Carel In The Morning : Les éclairages de Me Vanessa Abdel Razak sur la propriété intellectuelle dans le cas “Zafem”

Invitée ce mercredi 5 novembre dans l’émission “Carel In The Morning“, l’avocate haïtienne Vanessa Abdel Razak, spécialiste en propriété intellectuelle, est revenue sur les aspects légaux entourant le litige entre le groupe Zafem Band et Zafem, la formation musicale dirigée par le guitariste Dener Ceide. À travers cette intervention, elle a rappelé l’importance de l’enregistrement du nom commercial en Haïti, une démarche essentielle pour protéger une marque et prévenir les conflits entre acteurs d’un même secteur.

« Un groupe peut enregistrer le nom de son entreprise si son propriétaire le souhaite, mais il n’y a aucune obligation. Cependant, s’il veut protéger son nom commercial, il doit le faire, mais l’enregistrement est territorial. Il peut le faire sur les marchés qu’il entend conquérir, ou le faire en respectant les procédures de la convention de Madrid pour que son nom soit légal dans tous les pays qui adoptent cette convention », a expliqué l’avocate Vanessa Abdel Razak.

Le 18 septembre 2024, une plainte a été déposée sous l’obédience du juge Brian Cogan au US District Court Eastern District of New York par Wiss Joseph et Marie Joseph, propriétaires de Zafem World Entertainment, contre Dener Ceide et Dener Ceide INC. Cette action vise à interdire l’usage du nom commercial Zafem par la formation du musicien, et à obtenir deux millions de dollars de dommages et intérêts pour utilisation non autorisée d’un nom de marque.

Vanessa Abdel Razak

Selon les données du United States Patent and Trademark Office (USPTO), les plaignants détiennent ce nom de marque depuis le 5 janvier 2021, à la suite d’un processus de légalisation initié en novembre 2019. Ils affirment l’avoir utilisé depuis 2015 pour organiser des activités à caractère culturel et de divertissement au sein de la communauté haïtiano-américaine.

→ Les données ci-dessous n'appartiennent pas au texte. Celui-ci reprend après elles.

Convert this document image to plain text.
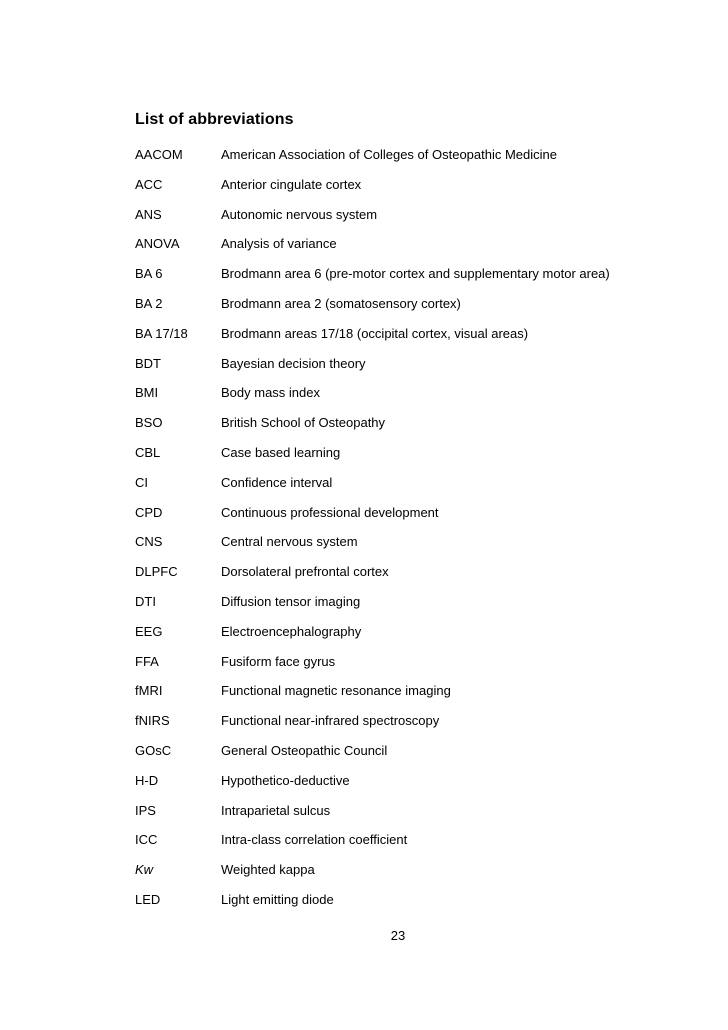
List of abbreviations
AACOM	American Association of Colleges of Osteopathic Medicine
ACC	Anterior cingulate cortex
ANS	Autonomic nervous system
ANOVA	Analysis of variance
BA 6	Brodmann area 6 (pre-motor cortex and supplementary motor area)
BA 2	Brodmann area 2 (somatosensory cortex)
BA 17/18	Brodmann areas 17/18 (occipital cortex, visual areas)
BDT	Bayesian decision theory
BMI	Body mass index
BSO	British School of Osteopathy
CBL	Case based learning
CI	Confidence interval
CPD	Continuous professional development
CNS	Central nervous system
DLPFC	Dorsolateral prefrontal cortex
DTI	Diffusion tensor imaging
EEG	Electroencephalography
FFA	Fusiform face gyrus
fMRI	Functional magnetic resonance imaging
fNIRS	Functional near-infrared spectroscopy
GOsC	General Osteopathic Council
H-D	Hypothetico-deductive
IPS	Intraparietal sulcus
ICC	Intra-class correlation coefficient
Kw	Weighted kappa
LED	Light emitting diode
23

De son côté, Dener Ceide a tenté d’enregistrer le nom de sa formation le 1er mai 2023, quelques jours avant la sortie de son premier album LAS. En février 2024, l’USPTO lui a notifié le rejet de sa demande pour trois motifs, dont l’existence d’une entité possédant déjà ce nom. Malgré une reformulation de sa requête le 17 mars 2024, celle-ci a de nouveau été refusée. Finalement, la demande a été officiellement abandonnée le 14 octobre 2025.

Le 17 septembre 2025, le juge Brian Cogan a rendu sa décision : Dener Ceide a été jugé coupable d’usage illégal du nom Zafem et condamné à cesser son utilisation tout en versant 1 million de dollars de dédommagement.

Carel Pedre

Le 30 octobre dernier, l’avocat du musicien a interjeté appel, cherchant un arrangement auprès du magistrat en charge du dossier. Toutefois, la partie plaignante, représentée par l’avocat de Wiss et Marie Joseph, estime que la décision de Dener Ceide d’enregistrer sa société dans un autre pays n’a pas de fondement légal.

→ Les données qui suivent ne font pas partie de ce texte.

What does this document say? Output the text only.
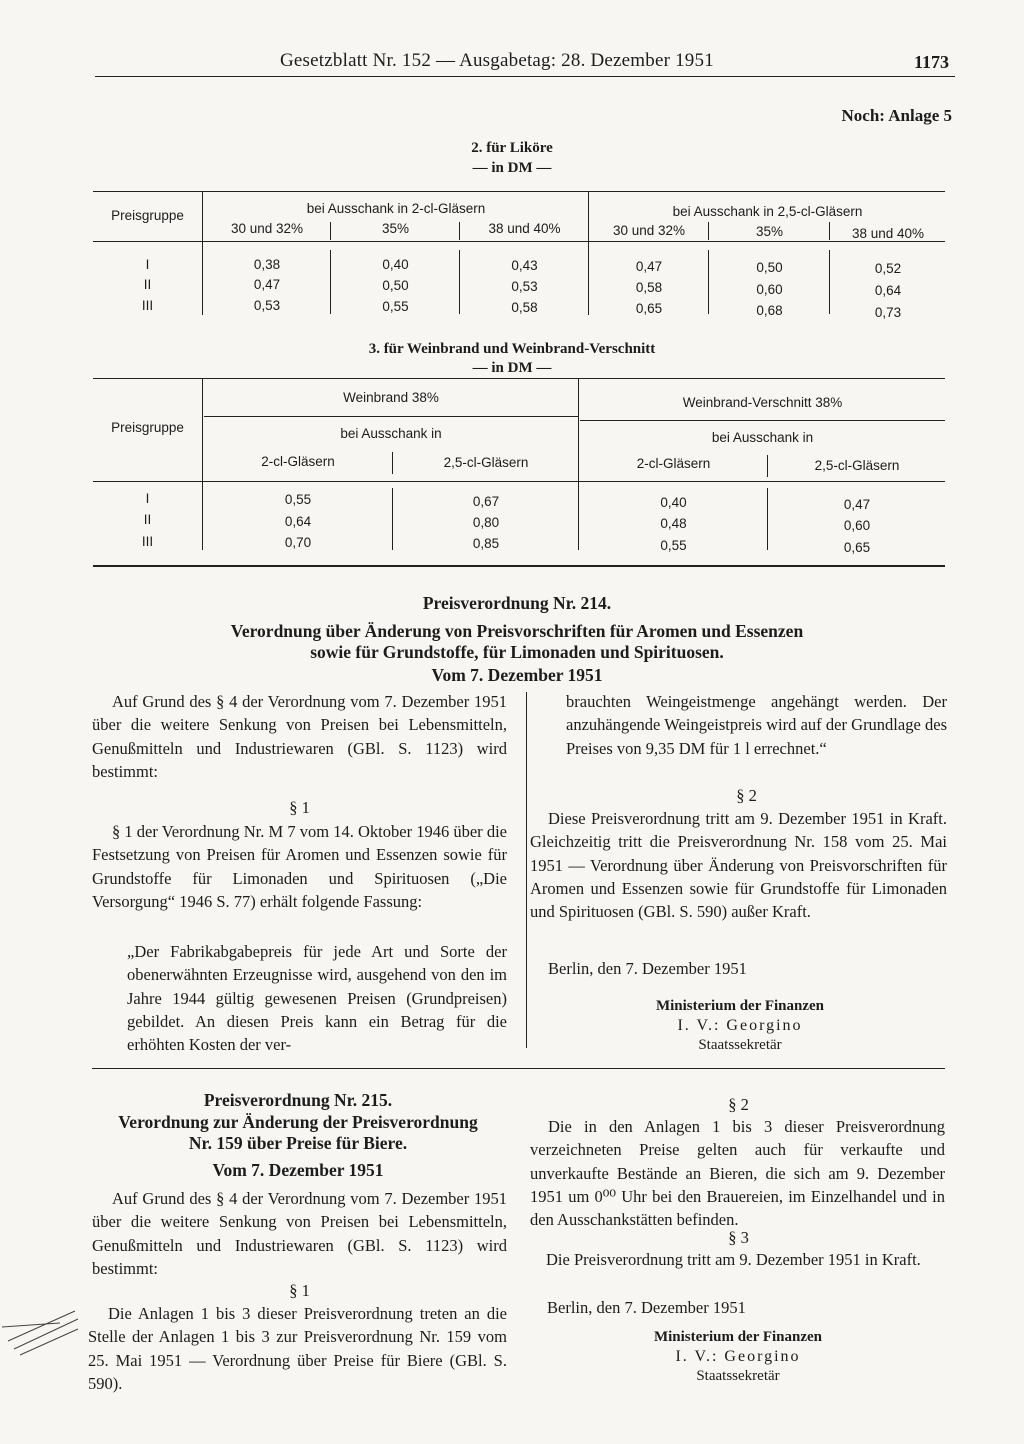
Gesetzblatt Nr. 152 — Ausgabetag: 28. Dezember 1951	1173
Noch: Anlage 5
2. für Liköre
— in DM —
Preisgruppe	bei Ausschank in 2-cl-Gläsern	bei Ausschank in 2,5-cl-Gläsern
30 und 32%	35%	38 und 40%	30 und 32%	35%	38 und 40%
I	0,38	0,40	0,43	0,47	0,50	0,52
II	0,47	0,50	0,53	0,58	0,60	0,64
III	0,53	0,55	0,58	0,65	0,68	0,73
3. für Weinbrand und Weinbrand-Verschnitt
— in DM —
Preisgruppe
Weinbrand 38%	Weinbrand-Verschnitt 38%
bei Ausschank in	bei Ausschank in
2-cl-Gläsern	2,5-cl-Gläsern	2-cl-Gläsern	2,5-cl-Gläsern
I	0,55	0,67	0,40	0,47
II	0,64	0,80	0,48	0,60
III	0,70	0,85	0,55	0,65
Preisverordnung Nr. 214.
Verordnung über Änderung von Preisvorschriften für Aromen und Essenzen
sowie für Grundstoffe, für Limonaden und Spirituosen.
Vom 7. Dezember 1951
Auf Grund des § 4 der Verordnung vom 7. Dezember 1951 über die weitere Senkung von Preisen bei Lebensmitteln, Genußmitteln und Industriewaren (GBl. S. 1123) wird bestimmt:
§ 1
§ 1 der Verordnung Nr. M 7 vom 14. Oktober 1946 über die Festsetzung von Preisen für Aromen und Essenzen sowie für Grundstoffe für Limonaden und Spirituosen („Die Versorgung“ 1946 S. 77) erhält folgende Fassung:
„Der Fabrikabgabepreis für jede Art und Sorte der obenerwähnten Erzeugnisse wird, ausgehend von den im Jahre 1944 gültig gewesenen Preisen (Grundpreisen) gebildet. An diesen Preis kann ein Betrag für die erhöhten Kosten der ver-
brauchten Weingeistmenge angehängt werden. Der anzuhängende Weingeistpreis wird auf der Grundlage des Preises von 9,35 DM für 1 l errechnet.“
§ 2
Diese Preisverordnung tritt am 9. Dezember 1951 in Kraft. Gleichzeitig tritt die Preisverordnung Nr. 158 vom 25. Mai 1951 — Verordnung über Änderung von Preisvorschriften für Aromen und Essenzen sowie für Grundstoffe für Limonaden und Spirituosen (GBl. S. 590) außer Kraft.
Berlin, den 7. Dezember 1951
Ministerium der Finanzen
I. V.: Georgino
Staatssekretär
Preisverordnung Nr. 215.
Verordnung zur Änderung der Preisverordnung
Nr. 159 über Preise für Biere.
Vom 7. Dezember 1951
Auf Grund des § 4 der Verordnung vom 7. Dezember 1951 über die weitere Senkung von Preisen bei Lebensmitteln, Genußmitteln und Industriewaren (GBl. S. 1123) wird bestimmt:
§ 1
Die Anlagen 1 bis 3 dieser Preisverordnung treten an die Stelle der Anlagen 1 bis 3 zur Preisverordnung Nr. 159 vom 25. Mai 1951 — Verordnung über Preise für Biere (GBl. S. 590).
§ 2
Die in den Anlagen 1 bis 3 dieser Preisverordnung verzeichneten Preise gelten auch für verkaufte und unverkaufte Bestände an Bieren, die sich am 9. Dezember 1951 um 0⁰⁰ Uhr bei den Brauereien, im Einzelhandel und in den Ausschankstätten befinden.
§ 3
Die Preisverordnung tritt am 9. Dezember 1951 in Kraft.
Berlin, den 7. Dezember 1951
Ministerium der Finanzen
I. V.: Georgino
Staatssekretär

Entre-temps, le musicien a entamé des démarches pour légaliser trois autres noms : Xafè, Zafèn et Zafèm (avec accent grave). « Le pourcentage pour que l’examinateur accepte cette requête est minime parce que la loi ne veut pas qu’il y ait de confusion », a précisé Me Abdel Razak.

Pour l’avocate, ce dossier pourrait éveiller la conscience du public sur la question de la propriété intellectuelle en Haïti, notamment dans le milieu musical. « Je crois que le moment est crucial, car maintenant à l’ère digitale lorsqu’on crée une marque ou une chanson, elle sera disponible partout dans le monde grâce à l’internet », a-t-elle souligné. Elle rappelle que l’absence de protection légale permet à n’importe qui d’utiliser une œuvre sans le consentement de son auteur.

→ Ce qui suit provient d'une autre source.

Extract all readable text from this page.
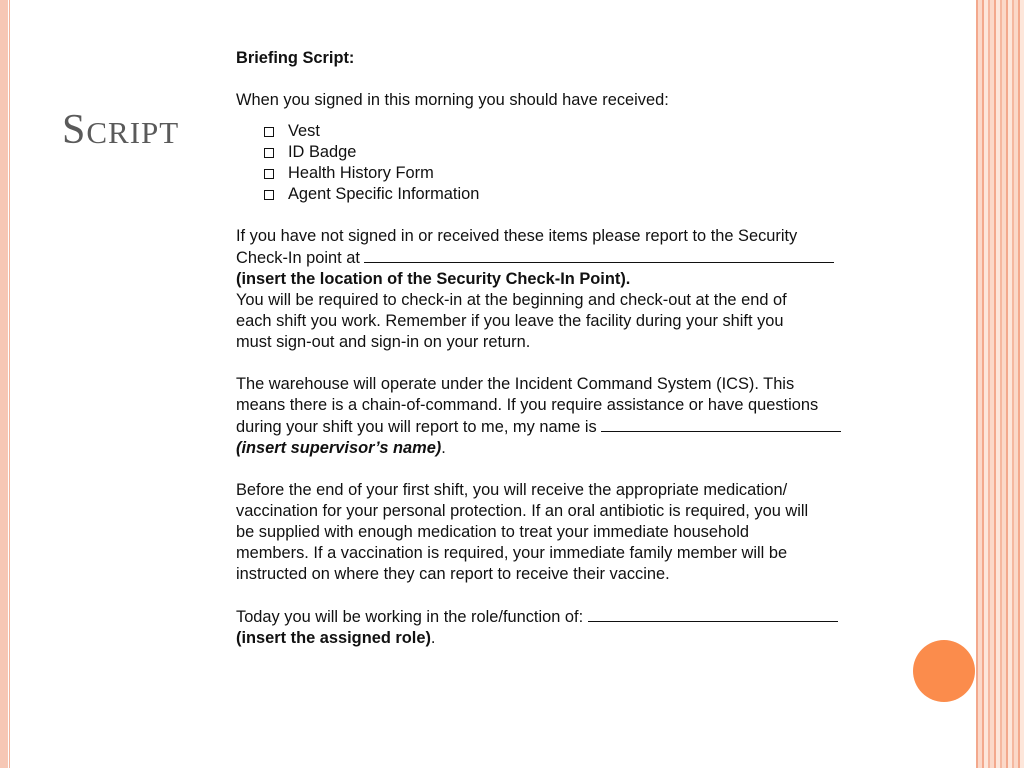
SCRIPT

Briefing Script:

When you signed in this morning you should have received:

Vest
ID Badge
Health History Form
Agent Specific Information

If you have not signed in or received these items please report to the Security

Check-In point at

(insert the location of the Security Check-In Point).

You will be required to check-in at the beginning and check-out at the end of

each shift you work. Remember if you leave the facility during your shift you

must sign-out and sign-in on your return.

The warehouse will operate under the Incident Command System (ICS). This

means there is a chain-of-command. If you require assistance or have questions

during your shift you will report to me, my name is

(insert supervisor’s name).

Before the end of your first shift, you will receive the appropriate medication/

vaccination for your personal protection. If an oral antibiotic is required, you will

be supplied with enough medication to treat your immediate household

members. If a vaccination is required, your immediate family member will be

instructed on where they can report to receive their vaccine.

Today you will be working in the role/function of:

(insert the assigned role).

Les lois relatives à la propriété intellectuelle diffèrent selon les pays, mais leur portée reste universelle. Vanessa Abdel Razak rappelle qu’en Haïti, la présence d’un avocat est obligatoire pour entamer un processus de légalisation d’un nom commercial, contrairement à d’autres pays où une telle procédure peut être effectuée sans représentation légale.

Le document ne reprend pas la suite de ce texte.